I think you should check out this article, which will explain the difference between toning up and bulking up, and why you don't need to worry about bulk.
The last statement makes me wonder if you concentrated on lower weights for more reps instead of heavy weights? This would be why you're not sore - you just didn't tear the muscles.
Strength training works by tearing muscles, and when they repair on your rest day they repair stronger than before. Tearing muscles only really happens with overload - pushing it to your absolute limit by lifting a weight that's almost too heavy (with good, safe form!).
You don't need to feel sore after every workout, no. But if your home training was so few and far between and you're so new to training, yes I would expect that you would.
Make sure you're using the heaviest weight you can lift 8-10 reps for in 2-3 sets. If you can make 12 reps without struggling too much on the 12th one, then it's time for the next highest weight.
1/19/13 1:15 P
What muscles did the other two machines work? It is important to get balance and work each of your major muscle groups.
Actually, gaining muscle will help you with fat loss because it is metabolically active. Fat just sits there at rest. Muscle burns calories even at rest, meaning the more muscle you have, the faster your metabolism will be. Cardio, unless you are doing intervals, burns calories while you are doing the activity and fewer and fewer as your body adapts and becomes more efficient.

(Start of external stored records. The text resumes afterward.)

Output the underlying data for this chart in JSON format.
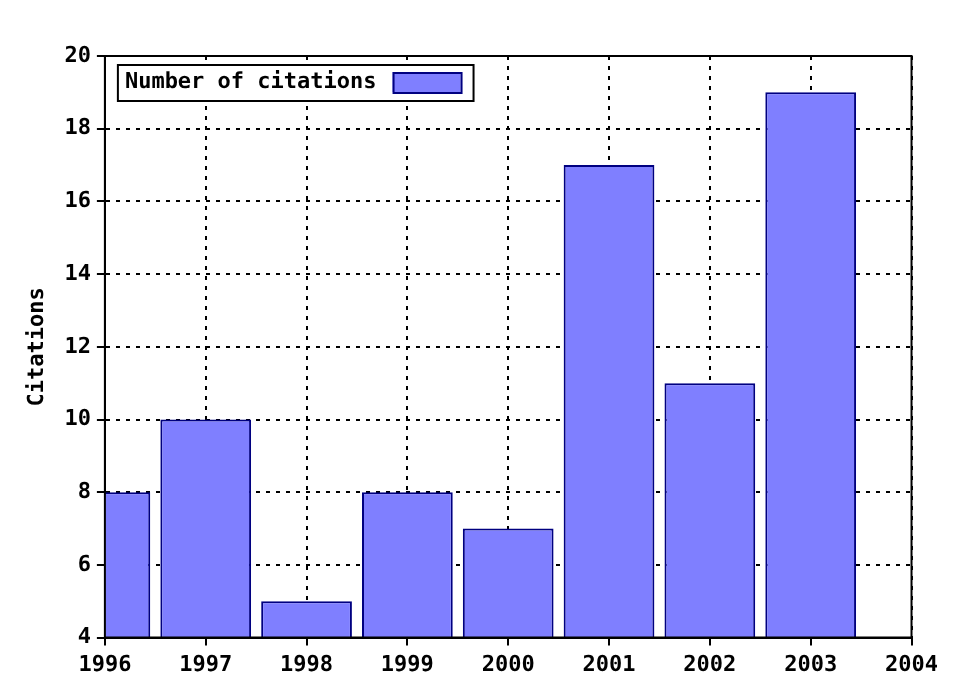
{
  "chart_data": {
    "type": "bar",
    "ylabel": "Citations",
    "x": [
      1996,
      1997,
      1998,
      1999,
      2000,
      2001,
      2002,
      2003
    ],
    "series": [
      {
        "name": "Number of citations",
        "color": "#7f7fff",
        "values": [
          8,
          10,
          5,
          8,
          7,
          17,
          11,
          19
        ]
      }
    ],
    "xlim": [
      1996,
      2004
    ],
    "xticks": [
      1996,
      1997,
      1998,
      1999,
      2000,
      2001,
      2002,
      2003,
      2004
    ],
    "ylim": [
      4,
      20
    ],
    "yticks": [
      4,
      6,
      8,
      10,
      12,
      14,
      16,
      18,
      20
    ],
    "grid": true,
    "legend": "top left"
  }
}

And if you did lots of reps, say more than 15, your are building muscular endurance, not mass or strength. You will see better results by doing a heavier weight for fewer reps.

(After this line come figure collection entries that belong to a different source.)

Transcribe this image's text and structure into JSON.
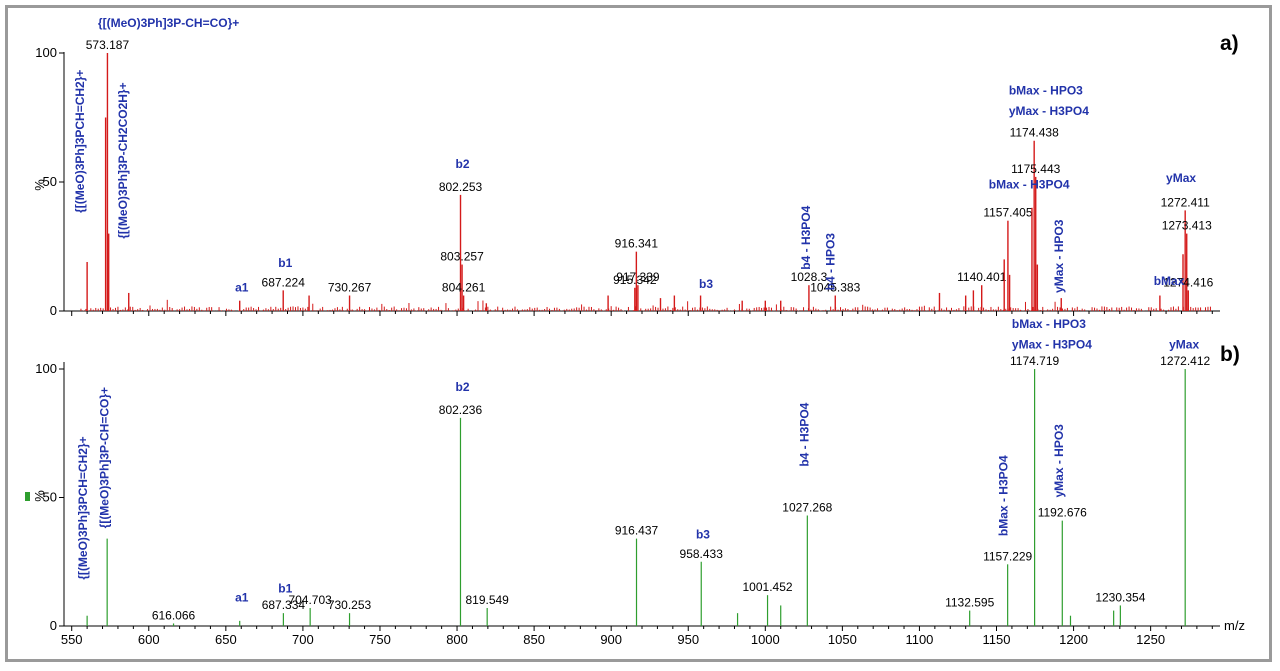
{
  "chart_data": [
    {
      "panel": "a)",
      "type": "spectrum",
      "series_color": "#d41a1a",
      "ylabel": "%",
      "xlim": [
        545,
        1295
      ],
      "ylim": [
        0,
        100
      ],
      "yticks": [
        0,
        50,
        100
      ],
      "peaks": [
        {
          "x": 560,
          "y": 19
        },
        {
          "x": 573.187,
          "y": 100,
          "mz": "573.187",
          "ion": "{[(MeO)3Ph]3P-CH=CO}+"
        },
        {
          "x": 572,
          "y": 75
        },
        {
          "x": 574,
          "y": 30
        },
        {
          "x": 587,
          "y": 7
        },
        {
          "x": 659,
          "y": 4
        },
        {
          "x": 687.224,
          "y": 8,
          "mz": "687.224"
        },
        {
          "x": 704,
          "y": 6
        },
        {
          "x": 730.267,
          "y": 6,
          "mz": "730.267"
        },
        {
          "x": 802.253,
          "y": 45,
          "mz": "802.253"
        },
        {
          "x": 803.257,
          "y": 18,
          "mz": "803.257"
        },
        {
          "x": 804.261,
          "y": 6,
          "mz": "804.261"
        },
        {
          "x": 819,
          "y": 3
        },
        {
          "x": 898,
          "y": 6
        },
        {
          "x": 915.342,
          "y": 9,
          "mz": "915.342"
        },
        {
          "x": 916.341,
          "y": 23,
          "mz": "916.341"
        },
        {
          "x": 917.339,
          "y": 10,
          "mz": "917.339"
        },
        {
          "x": 932,
          "y": 5
        },
        {
          "x": 941,
          "y": 6
        },
        {
          "x": 958,
          "y": 6
        },
        {
          "x": 985,
          "y": 4
        },
        {
          "x": 1000,
          "y": 4
        },
        {
          "x": 1010,
          "y": 4
        },
        {
          "x": 1028.3,
          "y": 10,
          "mz": "1028.3"
        },
        {
          "x": 1045.383,
          "y": 6,
          "mz": "1045.383"
        },
        {
          "x": 1113,
          "y": 7
        },
        {
          "x": 1130,
          "y": 6
        },
        {
          "x": 1135,
          "y": 8
        },
        {
          "x": 1140.401,
          "y": 10,
          "mz": "1140.401"
        },
        {
          "x": 1155,
          "y": 20
        },
        {
          "x": 1157.405,
          "y": 35,
          "mz": "1157.405"
        },
        {
          "x": 1158.5,
          "y": 14
        },
        {
          "x": 1173,
          "y": 40
        },
        {
          "x": 1174.438,
          "y": 66,
          "mz": "1174.438"
        },
        {
          "x": 1175.443,
          "y": 52,
          "mz": "1175.443"
        },
        {
          "x": 1176.5,
          "y": 18
        },
        {
          "x": 1192,
          "y": 5
        },
        {
          "x": 1256,
          "y": 6
        },
        {
          "x": 1271,
          "y": 22
        },
        {
          "x": 1272.411,
          "y": 39,
          "mz": "1272.411"
        },
        {
          "x": 1273.413,
          "y": 30,
          "mz": "1273.413"
        },
        {
          "x": 1274.416,
          "y": 8,
          "mz": "1274.416"
        }
      ],
      "ion_labels": [
        {
          "text": "{[(MeO)3Ph]3P-CH=CO}+",
          "x": 567,
          "y": 110,
          "orient": "h"
        },
        {
          "text": "{[(MeO)3Ph]3PCH=CH2}+",
          "x": 558,
          "y": 38,
          "orient": "v"
        },
        {
          "text": "{[(MeO)3Ph]3P-CH2CO2H}+",
          "x": 586,
          "y": 28,
          "orient": "v"
        },
        {
          "text": "a1",
          "x": 656,
          "y": 7.5,
          "orient": "h"
        },
        {
          "text": "b1",
          "x": 684,
          "y": 17,
          "orient": "h"
        },
        {
          "text": "b2",
          "x": 799,
          "y": 55.5,
          "orient": "h"
        },
        {
          "text": "b3",
          "x": 957,
          "y": 9,
          "orient": "h"
        },
        {
          "text": "b4 - H3PO4",
          "x": 1029,
          "y": 16,
          "orient": "v"
        },
        {
          "text": "b4 - HPO3",
          "x": 1045,
          "y": 8,
          "orient": "v"
        },
        {
          "text": "bMax - H3PO4",
          "x": 1145,
          "y": 47.5,
          "orient": "h"
        },
        {
          "text": "bMax - HPO3",
          "x": 1158,
          "y": 84,
          "orient": "h"
        },
        {
          "text": "yMax - H3PO4",
          "x": 1158,
          "y": 76,
          "orient": "h"
        },
        {
          "text": "yMax - HPO3",
          "x": 1193,
          "y": 7,
          "orient": "v"
        },
        {
          "text": "yMax",
          "x": 1260,
          "y": 50,
          "orient": "h"
        },
        {
          "text": "bMax",
          "x": 1252,
          "y": 10,
          "orient": "h"
        }
      ]
    },
    {
      "panel": "b)",
      "type": "spectrum",
      "series_color": "#2e9e2e",
      "ylabel": "%",
      "xlabel": "m/z",
      "xlim": [
        545,
        1295
      ],
      "ylim": [
        0,
        100
      ],
      "yticks": [
        0,
        50,
        100
      ],
      "xticks": [
        550,
        600,
        650,
        700,
        750,
        800,
        850,
        900,
        950,
        1000,
        1050,
        1100,
        1150,
        1200,
        1250
      ],
      "peaks": [
        {
          "x": 560,
          "y": 4
        },
        {
          "x": 573,
          "y": 34
        },
        {
          "x": 616.066,
          "y": 1,
          "mz": "616.066"
        },
        {
          "x": 659,
          "y": 2
        },
        {
          "x": 687.334,
          "y": 5,
          "mz": "687.334"
        },
        {
          "x": 704.703,
          "y": 7,
          "mz": "704.703"
        },
        {
          "x": 730.253,
          "y": 5,
          "mz": "730.253"
        },
        {
          "x": 802.236,
          "y": 81,
          "mz": "802.236"
        },
        {
          "x": 819.549,
          "y": 7,
          "mz": "819.549"
        },
        {
          "x": 916.437,
          "y": 34,
          "mz": "916.437"
        },
        {
          "x": 958.433,
          "y": 25,
          "mz": "958.433"
        },
        {
          "x": 982,
          "y": 5
        },
        {
          "x": 1001.452,
          "y": 12,
          "mz": "1001.452"
        },
        {
          "x": 1010,
          "y": 8
        },
        {
          "x": 1027.268,
          "y": 43,
          "mz": "1027.268"
        },
        {
          "x": 1132.595,
          "y": 6,
          "mz": "1132.595"
        },
        {
          "x": 1157.229,
          "y": 24,
          "mz": "1157.229"
        },
        {
          "x": 1174.719,
          "y": 100,
          "mz": "1174.719"
        },
        {
          "x": 1192.676,
          "y": 41,
          "mz": "1192.676"
        },
        {
          "x": 1198,
          "y": 4
        },
        {
          "x": 1226,
          "y": 6
        },
        {
          "x": 1230.354,
          "y": 8,
          "mz": "1230.354"
        },
        {
          "x": 1272.412,
          "y": 100,
          "mz": "1272.412"
        }
      ],
      "ion_labels": [
        {
          "text": "{[(MeO)3Ph]3PCH=CH2}+",
          "x": 560,
          "y": 18,
          "orient": "v"
        },
        {
          "text": "{[(MeO)3Ph]3P-CH=CO}+",
          "x": 574,
          "y": 38,
          "orient": "v"
        },
        {
          "text": "a1",
          "x": 656,
          "y": 9.5,
          "orient": "h"
        },
        {
          "text": "b1",
          "x": 684,
          "y": 13,
          "orient": "h"
        },
        {
          "text": "b2",
          "x": 799,
          "y": 91.5,
          "orient": "h"
        },
        {
          "text": "b3",
          "x": 955,
          "y": 34,
          "orient": "h"
        },
        {
          "text": "b4 - H3PO4",
          "x": 1028,
          "y": 62,
          "orient": "v"
        },
        {
          "text": "bMax - H3PO4",
          "x": 1157,
          "y": 35,
          "orient": "v"
        },
        {
          "text": "bMax - HPO3",
          "x": 1160,
          "y": 116,
          "orient": "h"
        },
        {
          "text": "yMax - H3PO4",
          "x": 1160,
          "y": 108,
          "orient": "h"
        },
        {
          "text": "yMax - HPO3",
          "x": 1193,
          "y": 50,
          "orient": "v"
        },
        {
          "text": "yMax",
          "x": 1262,
          "y": 108,
          "orient": "h"
        }
      ]
    }
  ]
}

Here's a good link that will give you some basics: http://www.shape.com/fitness/workouts/7- stubborn-fitness-myths
I would ask the personnel at the gym for guidance. Your enthusiasm is great but you certainly want to take a more methodical approach to avoid injury and get the best results.
Fitness Minutes: (12,713)
4,114 1/19/13 1:00 P
Forget the notion that working out will "bulk you up". Doesn't happen without a long, calculated consistent effort and most require drugs to get there. You don't just wake up one morning all swole. heh..
Anyway, yes. It's extremely common. It's usually worse the second day after and begins to abate after that. The next time you workout will be better. The first time or the first time after some time off is always a doozy.
Fitness Minutes: (1,205)
40 1/19/13 12:57 P
Yesterday was my first day ever going to a gym. I loved it. I did the stair master fr 16 minutes then did so many reps on two other machines. Usually when I work out at home I'm sore (though that's few and far between) but today I'm not sore at all and ready to go back to the gym. My question is did I not do enough though I felt plenty of burn while doing it? Is not being sore a sign of not doing enough? Or did I just do the right amount? I'm workin on losing fat not gaining muscle so I'm not wanting to bulk up. Sorry for the dumb question but I'm a newbie to the gym lol.